In Cruising fleet you have your basic controls. Start with trim, work your way to halyard setup, and then you can graduate to the fancy stuff.

Get a copy of a North Sail video on sail shape. Knowing how to quickly trim sails is the most important thing after knowing the basic rules.

I also suggest you do not shadow the fleet without a least entering the compitition. More times than not the racers get pissed when someone is out there they are not sure is racing and accidently causing others to modify tactics or worse, all the sudden they are in the middle of Grand Central station with no clue what to do (eg windward mark with boats coming down under chutes and everyone else converging coming up wind). If you are in the race, then you have every right to be there.

Another great place to start is to talk to the local club''s regatta committee. They love new comers since it bolsters the fleet and brings in new blood. 

They can explain the local area, rules, where you fit, who to look out for, get you a ride, help get you crew, check your boat to see if you are set up correctly and suggest small items that will really help out, help get your rating certificate etc. 
This can knock a year off of your initial education.

If your club does not have a RC, check out other clubs nearby. Half the racers on our Thursday night line are not members. We throw seminars in the winter, bring in race officers and noted racers to explain the fine points.
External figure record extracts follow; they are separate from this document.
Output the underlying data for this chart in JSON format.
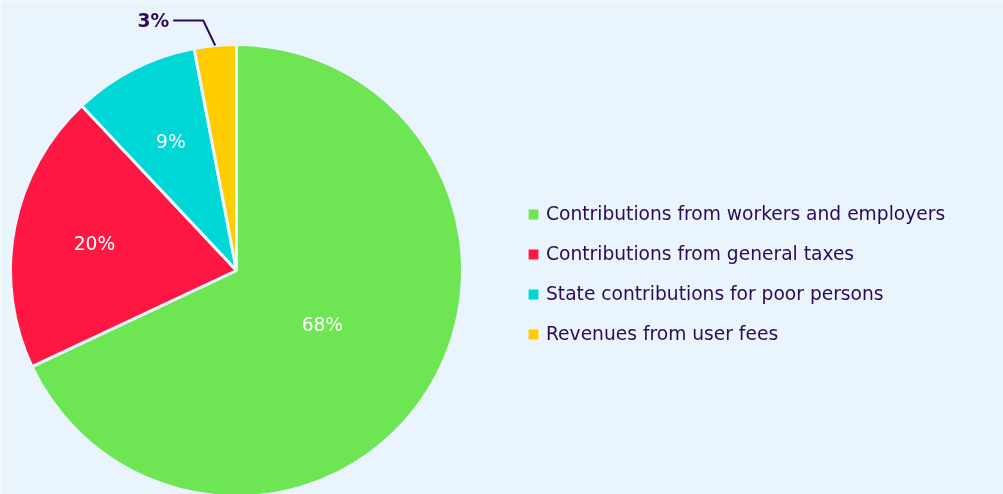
{
  "chart_data": {
    "type": "pie",
    "categories": [
      "Contributions from workers and employers",
      "Contributions from general taxes",
      "State contributions for poor persons",
      "Revenues from user fees"
    ],
    "values": [
      68,
      20,
      9,
      3
    ],
    "colors": [
      "#6ee552",
      "#ff1744",
      "#00d8d8",
      "#ffcc00"
    ],
    "value_labels": [
      "68%",
      "20%",
      "9%",
      "3%"
    ],
    "legend": "right"
  }
}
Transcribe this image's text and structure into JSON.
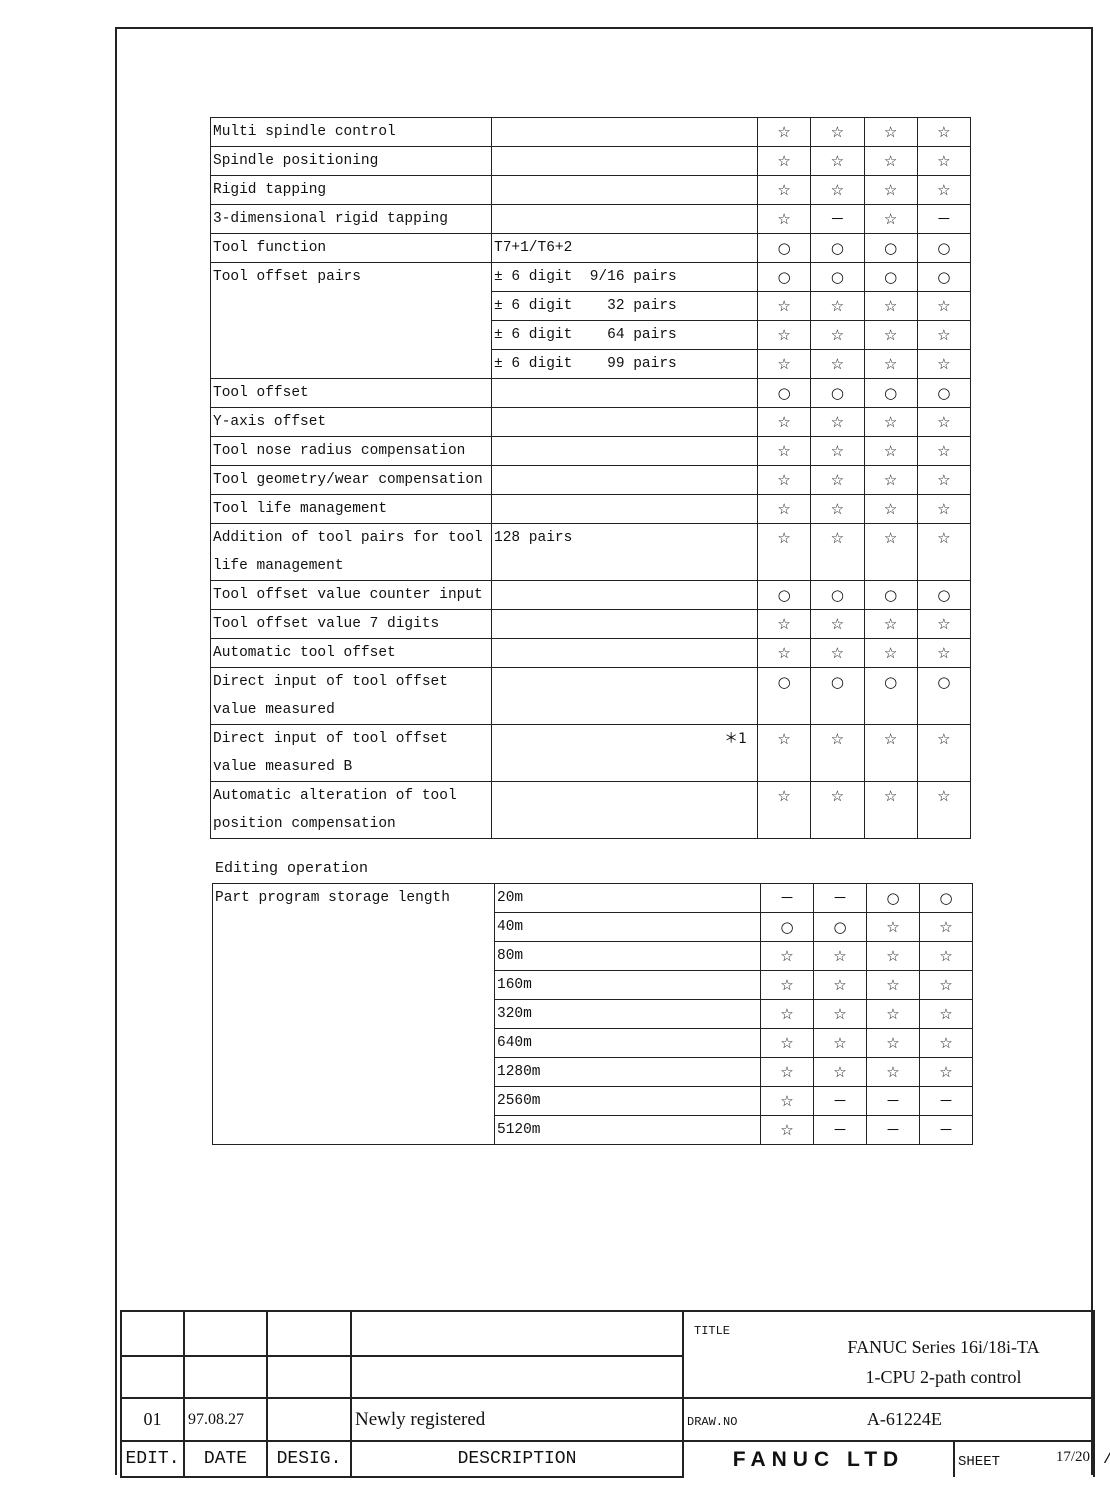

In protest meetings people can learn from the mistakes of others. And it is all open to the public as we think we get better racing when people know the rules and how to use their boat properly. 

The 38 is a big heavy boat. Your plans are about right for it. Use it to have fun and know when the wind comes up and boats start to reef, the playing field just leveled for you.

Once you get hooked, well your spare time is all over. You will be pissing away money like a drunken sailor on new gear, seminars, bottom jobs etc. And enjoying every minute of it. You have been warned!

john


----------